2. It begins on the exegetical level (Christian faith is a missionary faith rooted in Jesus’ practices, the hope of the rule of God and his justice) and follows with historical, theological and practical reflection and initiatives. It is inter-disciplinary because it takes into account cultural studies, holistic community transformational development theory and practice, a critique of the past, contextualisation and strategies that move the people of God in their local situation forward.
3. Bosch, David. 1991. Transforming Mission. Maryknoll, New York, USA: Orbis Books, 412.

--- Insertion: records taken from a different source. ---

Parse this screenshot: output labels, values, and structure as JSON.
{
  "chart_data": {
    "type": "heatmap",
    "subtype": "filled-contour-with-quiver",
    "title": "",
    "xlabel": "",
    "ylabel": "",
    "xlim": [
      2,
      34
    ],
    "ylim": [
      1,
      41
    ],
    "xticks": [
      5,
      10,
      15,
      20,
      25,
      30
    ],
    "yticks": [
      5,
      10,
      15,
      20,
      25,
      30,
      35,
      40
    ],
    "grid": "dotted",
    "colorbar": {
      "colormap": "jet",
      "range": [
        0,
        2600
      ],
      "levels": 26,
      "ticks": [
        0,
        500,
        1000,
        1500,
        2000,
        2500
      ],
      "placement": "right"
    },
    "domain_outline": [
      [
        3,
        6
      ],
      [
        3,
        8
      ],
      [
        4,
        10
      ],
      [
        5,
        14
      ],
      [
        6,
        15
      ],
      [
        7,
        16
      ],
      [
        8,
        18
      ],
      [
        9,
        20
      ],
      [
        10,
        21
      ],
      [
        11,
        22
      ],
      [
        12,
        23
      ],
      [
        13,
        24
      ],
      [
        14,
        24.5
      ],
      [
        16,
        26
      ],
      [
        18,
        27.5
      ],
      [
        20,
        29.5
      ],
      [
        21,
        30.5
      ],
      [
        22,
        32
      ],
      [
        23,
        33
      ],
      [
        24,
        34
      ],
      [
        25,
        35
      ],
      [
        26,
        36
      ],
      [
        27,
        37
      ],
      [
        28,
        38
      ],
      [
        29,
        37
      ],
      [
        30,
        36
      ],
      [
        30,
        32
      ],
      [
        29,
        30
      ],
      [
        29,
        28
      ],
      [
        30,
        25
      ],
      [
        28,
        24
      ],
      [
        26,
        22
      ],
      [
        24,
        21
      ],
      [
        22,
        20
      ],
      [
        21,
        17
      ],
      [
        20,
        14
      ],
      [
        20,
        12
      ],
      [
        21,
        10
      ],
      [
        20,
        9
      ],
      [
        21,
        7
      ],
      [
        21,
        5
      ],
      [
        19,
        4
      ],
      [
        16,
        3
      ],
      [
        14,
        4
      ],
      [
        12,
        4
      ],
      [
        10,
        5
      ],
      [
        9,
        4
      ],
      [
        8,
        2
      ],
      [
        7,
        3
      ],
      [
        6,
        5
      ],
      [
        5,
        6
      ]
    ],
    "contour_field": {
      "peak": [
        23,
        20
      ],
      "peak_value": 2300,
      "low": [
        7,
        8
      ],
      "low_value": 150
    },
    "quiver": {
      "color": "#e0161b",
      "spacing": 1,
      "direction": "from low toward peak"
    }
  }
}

4. This approach to urban mission hermeneutics is intentional on my part. A lived experience in context is a preliminary step in all contextual theologies. This is certainly true in theologies of liberation. Leonardo Boff and Clodivis Boff call this the preliminary stage of all theologising, a living commitment with the poor and oppressed. Robert Schrieter (1986) summarizes the biblical foundation well: “…the development of local theologies depends as much on finding Christ already active in the culture as it does on bringing Christ to the culture. The great respect for culture has a Christological basis. It grows out of a belief that the risen Christ’s salvific activity in bringing about the Kingdom of God is already going on before our arrival. From a missionary perspective there would be no conversion if the grace of God had not preceded the missionary and opened the hearts of those who heard.” (Constructing Local Theologies. Maryknoll, New York, USA: Orbis, 29).
5. This reflection is inspired by an article by Whiteman, David. 1997. “Contextualization: The Theory, the Gap, the Challenge” International Bulletin of Missionary Research. 21(1): 2-7.
6. I am grateful to John Vissers and Roland De Vries for helping me in the formulation of the following section. See their unpublished paper, “Evangelizing the Church: Towards A Reformed Theology of Mission for Canadian Presbyterians.”
7. Frame, John. 1976. Van Til the Theologian. Phillipsburg, New Jersey, USA: Pilgrim, 25.